DBT skills training targets four skill sets, including mindfulness, distress tolerance, emotion regulation and interpersonal effectiveness.
Mindfulness skills: Help people learn how to accept and sit with difficult thoughts and feelings without needing to react or struggle. Mindfulness increases clarity and awareness of ourselves, reduces emotional reactivity, and enriches our day-to-day life experience.
Distress Tolerance skills: Help people learn how to tolerate difficult situations skillfully, get through emotional crises without making things worse, and how to develop more emotional resilience.
Emotion Regulation skills: Help people learn how to manage and change emotions that you want to change and how to increase your experience of positive emotions.
Interpersonal Effectiveness skills: Help people learn how to increase effectiveness in dealing with other people and relationships, and how to build more self-respect. These skills will improve assertiveness, boundary setting, your ability to express your needs, and help you develop a more positive relationship with yourself.
What are mindfulness-based psychological approaches
There are a growing number of psychotherapies that integrate Western and Eastern psychology and include mindfulness and meditation skills training. These therapies include the best of Western and Eastern psychological principles and techniques for gaining insight into our mental, emotional and behaviour patterns, becoming more emotionally balanced, experiencing more self-compassion, and learning how to let go of unhelpful thinking and behaviour patterns.
What is Acceptance and Commitment Therapy (ACT)
ACT is one of these mindfulness-based psychology approaches. ACT is a scientifically-proven therapeutic approach for treating a range of problems, including depression, anxiety, addiction, self-harm, weight management and eating disorders, chronic pain and stress management.
This therapy approach has two broad goals. First, to help clients experience more acceptance of the things that are out of their personal control. This involves teaching clients various skills that will help them to allow painful or difficult feelings, thoughts or memories to be there without getting caught up in them, struggling with them, getting overwhelmed by them and negatively influencing their behaviour and their life, and how to let these go.
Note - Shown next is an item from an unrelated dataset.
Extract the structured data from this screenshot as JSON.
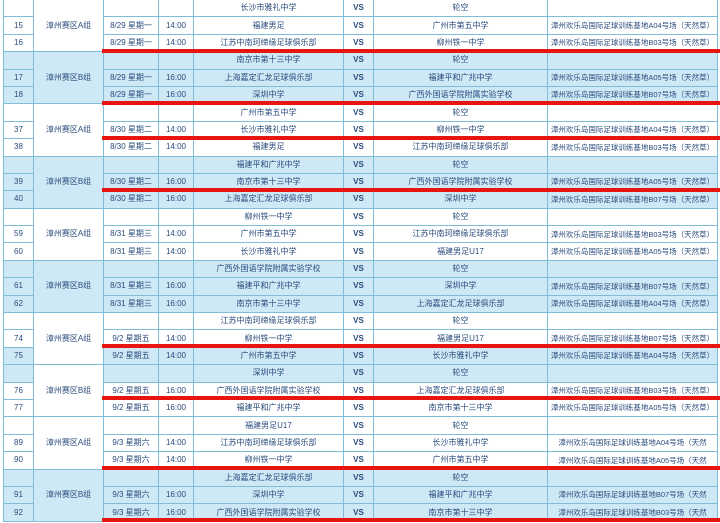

The second main goal of ACT is to help clients discover and/or clarify their values – i.e. get clear on what they want their life to be about and what is meaningful and important to them. This process of gaining insight into your self and your values will be used to guide, inspire and motivate the course of action and changes to be made in therapy and beyond. This will help clients to get clear in their life vision and commit to actions that will improve and enrich their life.
What is Mindfulness-Based Cognitive Therapy (MBCT)
MBCT was specifically designed to help people who suffer repeated bouts of depression and chronic unhappiness. However, MBCT has also been shown to be an effective treatment for other difficulties, including chronic and acute stress, anxiety disorders, and chronic pain and illness.
MBCT integrates techniques from cognitive therapy with mindfulness meditative practices and teaches a mindful approach towards your thoughts, feelings, moods, behaviours, and experiences in your outer life. It helps clients see their patterns of mind more clearly and to develop the capacity to allow distressing emotions, thoughts and sensations to come and go without having to battle with them. MBCT helps clients to stop patterns of ruminating about the past, excessively worrying about the future, and stop reacting so intensely to things, and instead to become skillful at staying in touch with the present moment.